Testes posteriores confirmaram esses achados, como o TRACE-2 (2023). O estudo ATTEST-2 (2024) também teve o mesmo desfecho, mas conseguiu mostrar que o tenecteplase não é superior ao alteplase. Nesse caso, os fármacos podem ser intercambiados sem prejuízo ao paciente. Outro estudo de 2024 avaliou a janela temporal de administração do tenecteplase, e confirmou que ele não é eficaz se administrado após 4,5h do início dos sintomas de AVE. Por isso, é importante ter em mente que ele tem perfil melhor, mas ainda mantém algumas limitações do alteplase.
Aprovação da nova indicação terapêutica
Após a avaliação dos resultados disponíveis, a FDA aprovou o uso do tenecteplase em casos de AVE isquêmico. Como a FDA é um órgão norte-americano, a aprovação não traz impactos diretos no Brasil. A ANVISA precisa aprovar o uso para que a bula do medicamento possa ser alterada, incluindo a indicação no AVE isquêmico.

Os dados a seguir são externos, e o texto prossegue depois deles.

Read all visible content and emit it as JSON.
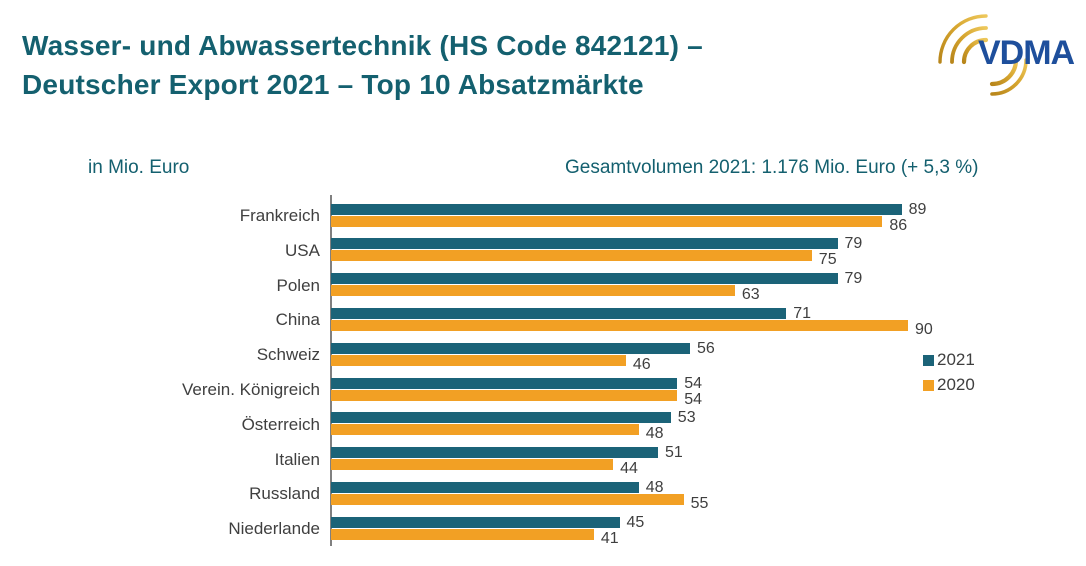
{
  "header": {
    "title_line1": "Wasser- und Abwassertechnik (HS Code 842121) –",
    "title_line2": "Deutscher Export 2021 – Top 10 Absatzmärkte"
  },
  "logo": {
    "text": "VDMA"
  },
  "chart": {
    "unit_label": "in Mio. Euro",
    "total_label": "Gesamtvolumen 2021: 1.176 Mio. Euro (+ 5,3 %)"
  },
  "legend": {
    "items": [
      {
        "label": "2021",
        "color": "#1B6378"
      },
      {
        "label": "2020",
        "color": "#F2A024"
      }
    ]
  },
  "chart_data": {
    "type": "bar",
    "orientation": "horizontal",
    "title": "Wasser- und Abwassertechnik (HS Code 842121) – Deutscher Export 2021 – Top 10 Absatzmärkte",
    "subtitle": "Gesamtvolumen 2021: 1.176 Mio. Euro (+ 5,3 %)",
    "unit": "in Mio. Euro",
    "categories": [
      "Frankreich",
      "USA",
      "Polen",
      "China",
      "Schweiz",
      "Verein. Königreich",
      "Österreich",
      "Italien",
      "Russland",
      "Niederlande"
    ],
    "series": [
      {
        "name": "2021",
        "color": "#1B6378",
        "values": [
          89,
          79,
          79,
          71,
          56,
          54,
          53,
          51,
          48,
          45
        ]
      },
      {
        "name": "2020",
        "color": "#F2A024",
        "values": [
          86,
          75,
          63,
          90,
          46,
          54,
          48,
          44,
          55,
          41
        ]
      }
    ],
    "xlim": [
      0,
      90
    ],
    "grid": false,
    "value_labels": "outside-end",
    "legend_position": "right"
  },
  "colors": {
    "title": "#14606F",
    "bar_2021": "#1B6378",
    "bar_2020": "#F2A024",
    "text": "#3F3F3F",
    "axis": "#808080",
    "logo_blue": "#1E4F9C",
    "logo_gold_dark": "#B8861B",
    "logo_gold_light": "#EDC75B",
    "background": "#FFFFFF"
  }
}
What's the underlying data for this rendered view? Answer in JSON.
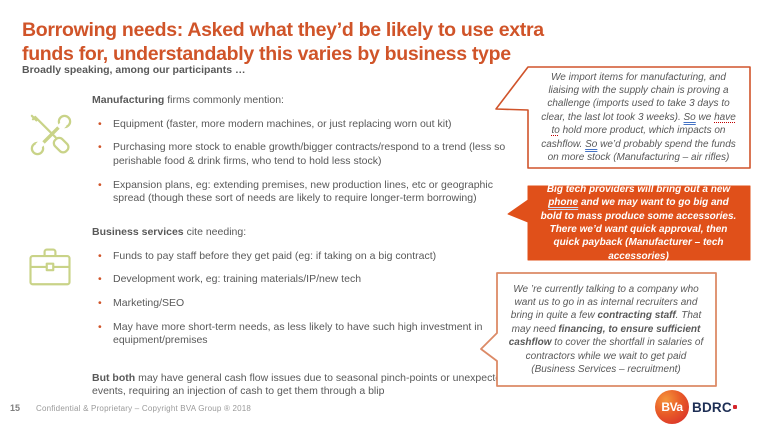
{
  "slide": {
    "title_lines": [
      "Borrowing needs: Asked what they’d be likely to use extra",
      "funds for, understandably this varies by business type"
    ],
    "subtitle": "Broadly speaking, among our participants …",
    "sections": [
      {
        "icon": "tools-icon",
        "heading_bold": "Manufacturing",
        "heading_rest": " firms commonly mention:",
        "bullets": [
          "Equipment (faster, more modern machines, or just replacing worn out kit)",
          "Purchasing more stock to enable growth/bigger contracts/respond to a trend (less so perishable food & drink firms, who tend to hold less stock)",
          "Expansion plans, eg: extending premises, new production lines, etc or geographic spread (though these sort of needs are likely to require longer-term borrowing)"
        ]
      },
      {
        "icon": "briefcase-icon",
        "heading_bold": "Business services",
        "heading_rest": " cite needing:",
        "bullets": [
          "Funds to pay staff before they get paid (eg: if taking on a big contract)",
          "Development work, eg: training materials/IP/new tech",
          "Marketing/SEO",
          "May have more short-term needs, as less likely to have such high investment in equipment/premises"
        ]
      }
    ],
    "closing_bold": "But both",
    "closing_rest": " may have general cash flow issues due to seasonal pinch-points or unexpected events, requiring an injection of cash to get them through a blip",
    "callouts": [
      {
        "name": "manufacturing-air-rifles-quote",
        "style": "outline",
        "segments": [
          {
            "text": "We import items for manufacturing, and liaising with the supply chain is proving a challenge (imports used to take 3 days to clear, the last lot took 3 weeks).  "
          },
          {
            "text": "So",
            "underline": "double-blue"
          },
          {
            "text": " we "
          },
          {
            "text": "have to",
            "underline": "dotted-red"
          },
          {
            "text": " hold more product, which impacts on cashflow.  "
          },
          {
            "text": "So",
            "underline": "double-blue"
          },
          {
            "text": " we’d probably spend the funds on more stock (Manufacturing – air rifles)"
          }
        ]
      },
      {
        "name": "manufacturer-tech-accessories-quote",
        "style": "filled",
        "segments": [
          {
            "text": "Big tech providers will bring out a new "
          },
          {
            "text": "phone",
            "underline": "double-light"
          },
          {
            "text": " and we may want to go big and bold to "
          },
          {
            "text": "mass produce some accessories",
            "bold": true
          },
          {
            "text": ".  There we’d want quick approval, then quick payback (Manufacturer – tech accessories)"
          }
        ]
      },
      {
        "name": "business-services-recruitment-quote",
        "style": "outline",
        "segments": [
          {
            "text": "We ’re currently talking to a company who want us to go in as internal recruiters and bring in quite a few "
          },
          {
            "text": "contracting staff",
            "bold": true
          },
          {
            "text": ".  That may need "
          },
          {
            "text": "financing, to ensure sufficient cashflow",
            "bold": true
          },
          {
            "text": " to cover the shortfall in salaries of contractors while we wait to get paid (Business Services – recruitment)"
          }
        ]
      }
    ],
    "footer": {
      "page_number": "15",
      "text": "Confidential & Proprietary – Copyright BVA Group ®  2018"
    },
    "logo": {
      "circle_text": "BVa",
      "brand_text": "BDRC"
    },
    "colors": {
      "accent_orange": "#D05429",
      "callout_fill": "#E0501A",
      "callout_outline": "#D0542B",
      "callout_outline_light": "#DC8A66",
      "icon_green": "#C9D388",
      "body_gray": "#595959",
      "logo_navy": "#1E2F55",
      "logo_red": "#D5252B"
    }
  }
}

É provável que a ANVISA siga a recomendação da FDA e também aprove o uso do medicamento. Após isso, a avaliação da CONITEC deve ser feita para pesar custo/benefício e considerar a incorporação no SUS. Enquanto isso, é possível que algumas instituições façam o uso “off-label“ do tenecteplase nesses casos, com base na decisão da FDA.